Data model reference

All persistent state lives in two places: a Neo4j graph (structure and metadata) and an object store (file bytes, addressed by SHA-1).

Graph nodes

Label Module Key properties Purpose
Branch neogit.model.neo name Named pointer to a commit
Commit neogit.model.neo hash, sha1sum, name, date, description A snapshot
Tree neogit.model.merkle hash, sha1sum A directory in the Merkle tree
Blob neogit.model.merkle hash, sha1sum A file content reference
PluginRun neogit.model.neo (varies) Attaches downstream analysis state to a commit

hash is the Merkle hash of the node; sha1sum is the SHA-1 of the content (for Blob) or of the canonical serialization (for Tree / Commit).

Relationships

Branch --[TRACKS_COMMIT]--> Commit
Commit --[HAS_PREVIOUS]--> Commit          (commit history)
Commit --[OWNS_FILESYSTEM]--> Tree         (the root directory)
Tree   --[HAS_CHILD_TREE {name}]--> Tree   (subdirectories)
Tree   --[HAS_CHILD_BLOB {name}]--> Blob   (files)

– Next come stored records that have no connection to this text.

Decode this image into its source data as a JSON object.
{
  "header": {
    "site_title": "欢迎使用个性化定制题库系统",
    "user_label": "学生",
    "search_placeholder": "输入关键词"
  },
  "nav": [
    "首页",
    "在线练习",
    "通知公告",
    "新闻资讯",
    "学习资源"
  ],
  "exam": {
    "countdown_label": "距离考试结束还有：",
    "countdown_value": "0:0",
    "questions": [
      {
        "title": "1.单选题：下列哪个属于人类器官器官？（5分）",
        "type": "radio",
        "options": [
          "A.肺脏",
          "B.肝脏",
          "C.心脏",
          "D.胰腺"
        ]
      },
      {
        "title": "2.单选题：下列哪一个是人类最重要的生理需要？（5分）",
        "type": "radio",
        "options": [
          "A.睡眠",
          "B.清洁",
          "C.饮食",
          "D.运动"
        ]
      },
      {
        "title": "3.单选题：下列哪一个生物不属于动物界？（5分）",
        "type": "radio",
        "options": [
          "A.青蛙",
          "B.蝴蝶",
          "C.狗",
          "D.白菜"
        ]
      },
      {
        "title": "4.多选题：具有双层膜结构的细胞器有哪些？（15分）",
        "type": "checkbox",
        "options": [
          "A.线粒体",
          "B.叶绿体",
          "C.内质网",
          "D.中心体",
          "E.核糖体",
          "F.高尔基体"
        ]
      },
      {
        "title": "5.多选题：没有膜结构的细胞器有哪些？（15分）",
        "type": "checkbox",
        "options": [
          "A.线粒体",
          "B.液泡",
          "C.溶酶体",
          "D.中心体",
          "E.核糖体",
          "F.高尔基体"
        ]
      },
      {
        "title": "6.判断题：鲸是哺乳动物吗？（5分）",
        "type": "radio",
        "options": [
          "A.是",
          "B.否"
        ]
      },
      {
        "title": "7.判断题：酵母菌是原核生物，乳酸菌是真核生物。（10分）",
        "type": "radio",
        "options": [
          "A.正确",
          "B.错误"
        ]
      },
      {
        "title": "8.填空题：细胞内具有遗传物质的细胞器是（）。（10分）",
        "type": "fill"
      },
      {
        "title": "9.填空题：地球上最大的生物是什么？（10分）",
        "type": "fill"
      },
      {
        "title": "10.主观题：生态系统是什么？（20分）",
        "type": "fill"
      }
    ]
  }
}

Edge properties (name) carry the path component, so the same Tree or Blob can appear under different names in different parents — that's the whole point of content addressing.

Object storage layout

The object store contains one entry per unique Blob SHA-1. Keys are the hex SHA-1; values are the raw file bytes. Identical files across commits, branches, or snapshots deduplicate automatically.

Example Cypher queries

Latest commit on master:

MATCH (b:Branch {name: "master"})-[:TRACKS_COMMIT]->(c:Commit)
RETURN c

Full file tree of a commit:

MATCH (c:Commit {name: "snap-1"})-[:OWNS_FILESYSTEM]->(root:Tree)
MATCH path = (root)-[:HAS_CHILD_TREE|HAS_CHILD_BLOB*]->(n)
RETURN path

History walk:

MATCH (b:Branch {name: "master"})-[:TRACKS_COMMIT]->(head:Commit)
MATCH path = (head)-[:HAS_PREVIOUS*]->(ancestor)
RETURN ancestor.name, ancestor.date
ORDER BY ancestor.date DESC